Monasticism Today By various authors, Buckfast Abbey, 112pp, £10/$13 (available from buckfast.org.uk)
Buckfast Abbey, the Benedictine monastery in the west of England, surely has never looked so resplendent. Rebuilt a century ago largely by French and German monks on the site of the original foundation, it has been improved over the past decade in readiness for this year, the celebratory millennium year of its foundation by a charter from King Canute in 1018. Today, it is simply stunning.
It is an abbey that has known both “seasons of grace and seasons of storm”, as Fr Gregory Polan, the Abbot Primate of the Order of St Benedict, said during a Mass there in October to celebrate the return of the monks in 1882. The abbey towers once again as a beacon pointing to God and, in the words of Benedict XVI, giving “visibility to the faith as a force of life”.
That said, Buckfast, in common with Benedictine monasteries throughout the Western world, is having to face difficult challenges. Foremost among them is declining vocations and a corresponding reduction in the range of activities undertaken by Benedictines.

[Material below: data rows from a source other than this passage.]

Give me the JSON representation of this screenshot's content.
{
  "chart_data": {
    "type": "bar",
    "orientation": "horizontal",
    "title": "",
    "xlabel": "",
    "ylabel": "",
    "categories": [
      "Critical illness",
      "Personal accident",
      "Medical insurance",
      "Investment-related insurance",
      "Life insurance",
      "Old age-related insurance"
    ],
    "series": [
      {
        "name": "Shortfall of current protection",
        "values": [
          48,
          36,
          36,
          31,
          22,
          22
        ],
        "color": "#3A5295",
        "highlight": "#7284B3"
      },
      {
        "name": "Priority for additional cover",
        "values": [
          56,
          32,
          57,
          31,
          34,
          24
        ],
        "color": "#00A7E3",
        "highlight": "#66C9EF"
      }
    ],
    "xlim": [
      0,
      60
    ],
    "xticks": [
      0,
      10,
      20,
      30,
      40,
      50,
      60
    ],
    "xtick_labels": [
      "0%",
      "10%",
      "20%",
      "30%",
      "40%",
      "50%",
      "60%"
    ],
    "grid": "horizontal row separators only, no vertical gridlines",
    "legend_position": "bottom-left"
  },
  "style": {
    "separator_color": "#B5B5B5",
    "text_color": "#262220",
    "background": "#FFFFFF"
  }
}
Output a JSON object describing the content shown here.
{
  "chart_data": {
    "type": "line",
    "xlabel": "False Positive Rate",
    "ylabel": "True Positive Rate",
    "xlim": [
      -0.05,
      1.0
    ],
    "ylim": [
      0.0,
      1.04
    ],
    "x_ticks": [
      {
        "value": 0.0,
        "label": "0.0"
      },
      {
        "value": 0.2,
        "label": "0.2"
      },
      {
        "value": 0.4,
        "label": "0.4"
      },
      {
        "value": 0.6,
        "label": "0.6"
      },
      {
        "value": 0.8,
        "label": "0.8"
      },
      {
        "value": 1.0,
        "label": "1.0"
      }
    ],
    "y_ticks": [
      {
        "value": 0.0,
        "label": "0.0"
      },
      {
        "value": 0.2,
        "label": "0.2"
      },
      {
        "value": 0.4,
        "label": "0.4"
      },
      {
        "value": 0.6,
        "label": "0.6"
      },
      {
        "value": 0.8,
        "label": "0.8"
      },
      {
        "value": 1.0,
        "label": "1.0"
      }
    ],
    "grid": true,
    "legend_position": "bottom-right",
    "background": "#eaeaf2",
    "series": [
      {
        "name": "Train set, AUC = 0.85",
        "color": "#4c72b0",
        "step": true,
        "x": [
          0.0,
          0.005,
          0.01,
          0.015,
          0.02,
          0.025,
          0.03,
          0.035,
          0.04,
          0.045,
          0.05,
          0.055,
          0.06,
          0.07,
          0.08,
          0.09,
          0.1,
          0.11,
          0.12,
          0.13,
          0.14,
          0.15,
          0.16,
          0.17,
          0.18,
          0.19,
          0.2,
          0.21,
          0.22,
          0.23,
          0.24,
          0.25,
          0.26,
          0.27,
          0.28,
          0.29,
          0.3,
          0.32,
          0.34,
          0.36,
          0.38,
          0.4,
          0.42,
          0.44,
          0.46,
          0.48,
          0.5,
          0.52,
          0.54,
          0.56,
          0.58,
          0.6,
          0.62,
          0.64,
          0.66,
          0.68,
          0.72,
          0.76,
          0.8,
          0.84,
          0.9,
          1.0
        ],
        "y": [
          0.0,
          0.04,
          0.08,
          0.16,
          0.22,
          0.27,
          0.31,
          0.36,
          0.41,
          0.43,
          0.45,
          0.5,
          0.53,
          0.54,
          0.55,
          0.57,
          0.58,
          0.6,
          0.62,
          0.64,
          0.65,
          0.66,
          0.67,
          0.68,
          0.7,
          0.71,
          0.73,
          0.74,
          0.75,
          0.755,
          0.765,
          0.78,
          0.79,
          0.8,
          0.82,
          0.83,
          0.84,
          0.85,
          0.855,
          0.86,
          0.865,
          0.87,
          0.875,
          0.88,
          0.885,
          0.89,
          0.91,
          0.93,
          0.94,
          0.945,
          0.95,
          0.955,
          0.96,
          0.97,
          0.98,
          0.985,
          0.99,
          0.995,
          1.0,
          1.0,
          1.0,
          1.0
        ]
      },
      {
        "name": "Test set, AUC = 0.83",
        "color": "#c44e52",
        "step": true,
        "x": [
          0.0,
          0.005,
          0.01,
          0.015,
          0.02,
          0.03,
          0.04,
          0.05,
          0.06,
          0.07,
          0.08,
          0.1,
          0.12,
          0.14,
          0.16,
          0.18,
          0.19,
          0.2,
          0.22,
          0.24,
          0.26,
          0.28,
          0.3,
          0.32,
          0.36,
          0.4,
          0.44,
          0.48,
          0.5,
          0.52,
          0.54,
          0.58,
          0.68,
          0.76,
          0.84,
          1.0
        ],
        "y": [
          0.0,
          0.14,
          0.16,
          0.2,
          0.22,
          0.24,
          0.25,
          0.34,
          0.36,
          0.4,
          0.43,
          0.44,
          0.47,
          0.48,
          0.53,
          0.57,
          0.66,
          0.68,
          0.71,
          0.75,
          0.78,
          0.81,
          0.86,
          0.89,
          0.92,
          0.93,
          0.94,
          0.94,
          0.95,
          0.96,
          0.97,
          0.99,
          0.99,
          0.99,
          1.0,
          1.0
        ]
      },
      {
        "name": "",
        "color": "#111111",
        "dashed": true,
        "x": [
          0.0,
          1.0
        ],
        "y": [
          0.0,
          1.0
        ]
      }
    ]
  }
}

“Appalling” cases of historical sex abuse at schools run by the monks of Ampleforth and Downside, and recorded by the Independent Inquiry into Child Sex Abuse, mean monasteries must plot a careful course to restore credibility. They also must find ways of operating in a world which could not have been envisaged by the founding father of Western monasticism in the 6th century.
It was appropriate, therefore, for Buckfast to end its millennial celebrations by bringing out this book of essays which looks ahead to the next 1,000 years, reflects on what it means to be a Benedictine, and considers how to meet the demands of the more immediate future.
All the authors belong one way or another to the Benedictine family. There are spiritual pieces, such as a reflection on humility by Abbot Edmund Power, and another on contemplative prayer by Dom David Foster.
Other essays deal with the Benedictine lifestyle, with Dom David Charlesworth, the superior of Buckfast, writing about the charism of hospitality, and Sister Margaret Truran exploring the marvels of Gregorian Chant.
Dom Mark Barrett considers models of leadership, suggesting that abbots should act more like “guides” on paths to spiritual maturity rather than authoritarian figures at the summits of vertical hierarchies; while Abbot Jeremy Driscoll sets out why monastic life is as appealing today as ever and proposes it as the antidote to the sickness of Western culture.
Looking further beyond the confines of a monastery, Stephen Bullivant, a contributing editor of the Catholic Herald who was baptised by a Benedictine priest in Rome in 2008, examines the so-called Benedict Option: the idea of building counter-cultural Christian communities in the post-Christian West, but within homes and workplaces rather than monasteries.
This is an idea explored inadvertently by Sister Joan Chittister in her essay, “Monasticism in a Mobile World”. An advocate of the notion that Benedictine communities could be constructed online, she cites the success of Monasteries of the Heart, a US-based internet forum with 17,000 members, very few of whom actually live in a monastery. About 1,300 of them have, nevertheless, completed retreats and online courses offered by the website, while more than 10,000 a week visit its prayer pages. Thousands of others take part in Lectio Divina online, as well as good works suggested by the website, such as prison visits.
This is an interesting and fruitful idea, but not one which all Benedictines necessarily warm to. Even in this volume, Sister Catherine Wybourne disparages the “new monasticism” which, she says, “sometimes has nothing very obviously monastic about it”. She wonders how a dispersed community made up of people who are married, single or in same-sex relationships can truly call itself Benedictine. For her, following the Rule of St Benedict means living in a specific community which has as its aim “the sanctification of its members and those with whom it comes into contact”.
Sister Catherine is, however, just as enthusiastic as Chittister about the role of social media in evangelisation. She has already earned herself the moniker “the digital nun” because of her blog and her intelligent use of other social media, and this essay is peppered with references to Facebook friends and Twitter spats. But she also acknowledges the downside of the digital revolution, groaning, for instance, about visitors who find the idea of not being in constant contact alien, and who react as if they were “asked to undergo amputation of a limb” when told to switch off their mobile phones in choir.
Overall, this is a stimulating book. It is capable of teaching the unenlightened precisely what it means to be a Benedictine, while debating a future in which giving “visibility to the faith as a force of life” may be even more difficult.